El corazón de Inés le dio un vuelco. Creía que ya no le quedaba sangre en él y que había dejado de latir, pero lo notó. Por vez primera en mucho tiempo. Se aceleró tanto como su respiración. No se agitaba así desde que se dio cuenta de que realmente la había abandonado. Empezó a temblar de tal forma que se tuvo que sentar en una silla de enea cercana. Sorpresa, temor, odio… ¿qué podía haberlo causado? Con la mano pidió que continuara. El chico, sin inmutarse demasiado, prosiguió.


- Ha estado trabajando los dos últimos años conmigo de aprendiz. Era un buen trabajador pero una persona nefasta.

- ¿Por qué le diste trabajo entonces? – preguntó ella casi sin pensar.

- Porque mi maestro entonces, una buena persona, decía que todo el mundo merece una oportunidad. Hay que ser buen cristiano.

- Un corazón blando, el mundo no mejora por vuestra culpa. – replicó recomponiéndose.

- Bernardo ha fallecido trabajando para mí esta primavera de unas fiebres. – hizo una pausa para que ella asimilara la información. Le pareció ver una media sonrisa. – Me contó toda vuestra historia.

- ¿Toda? ¿Alguien que hacía más gruñidos que decía palabras? – cuestionó con sarcasmo.

- Quizás quisiera soltar lastre. No creía demasiado en Dios, pero vio en mí alguien que se apiadó de un viejo mendigo y quiso compartir la historia de su vida.

- Sí, me ha quedado claro que también eres un santurrón. – no se arrugó ni un ápice Inés.

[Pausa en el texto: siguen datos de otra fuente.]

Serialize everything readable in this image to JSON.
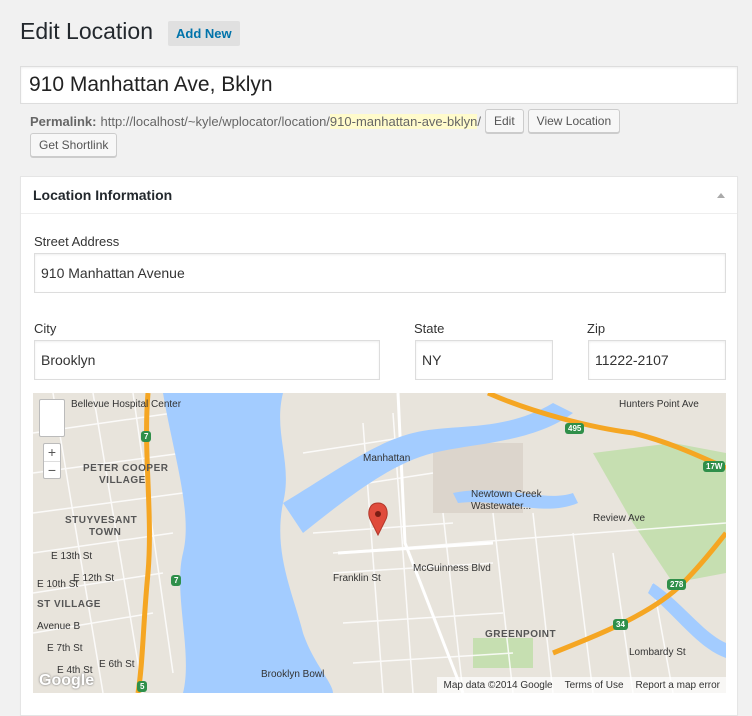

- Bernardo me rogó que te informara que lo poco que poseía, lo había entregado a la Iglesia para que Dios perdone las muchas faltas que había tenido en la vida.

- ¡Qué falso ese malnacido! – Inés se sorprendió y molestó de que no le dejara nada, a partes iguales.

- Sólo me pidió que te entregara esto con un mensaje: «Hasta ese último momento juntos, no me había dado cuenta de la bruja con la que me había casado».


Y posando un colgante en la mano de Inés se dispuso a volver por donde había venido. Ella lo reconoció como uno de los presentes que intercambiaron en sus nupcias. Sonrió maquiavélicamente mientras pensó donde revenderlo, ya que era de hojalata y bronce bruñido. Antes de que se fuera se volvió a dirigir al chico.


- ¿No me vas a preguntar si lo hice?


Bonifacio, con expresión calmada se detuvo y con los ojos glaucos respondió y continuó su camino:


- Eso no importa, nadie cuerdo pediría a su esposo que hiciera algo así. Él era un simple y ha sido una mala persona, es cierto, y siempre buscaba la forma de justificarse. Pero al menos descubrió sus errores al final de su vida, arrepintiéndose de muchos de sus pecados. Insuficiente, pero algo es algo.


Lo que no esperaba era la réplica de «la ladina», que fue aún más mordaz y a gritos, sin pudor, mientras el muchacho se alejaba:


- Yo me arrepiento de haberme dejado llevar por los escrúpulos de un hombre débil y no haber robado y matado a más «marranos». Es más, tenía que haberlo dejado antes y haber sido barragana de alguien con más agallas y menos remilgos a la hora de la verdad. ¡Sería más rica y feliz!

- Nunca es tarde, ahora que eres viuda. – replicó desde la lejanía y sin girarse.


Hay personas que no aprenden, ni quieren hacerlo. Es mejor mantenerse alejados de ellas. Y es lo que hizo Bonifacio. Sin venganzas ni mayores reprimendas. Intentar ser lo más justo con los demás y consigo mismo en su sencilla vida. Esperaba que eso sirviera para mejorar las cosas y hacer del mundo un lugar mejor. Al menos que empezar a influenciar a su círculo inmediato. No sabía si era el mejor camino, pero al menos que fuese suficiente para ser considerado un verdadero hijo de Dios.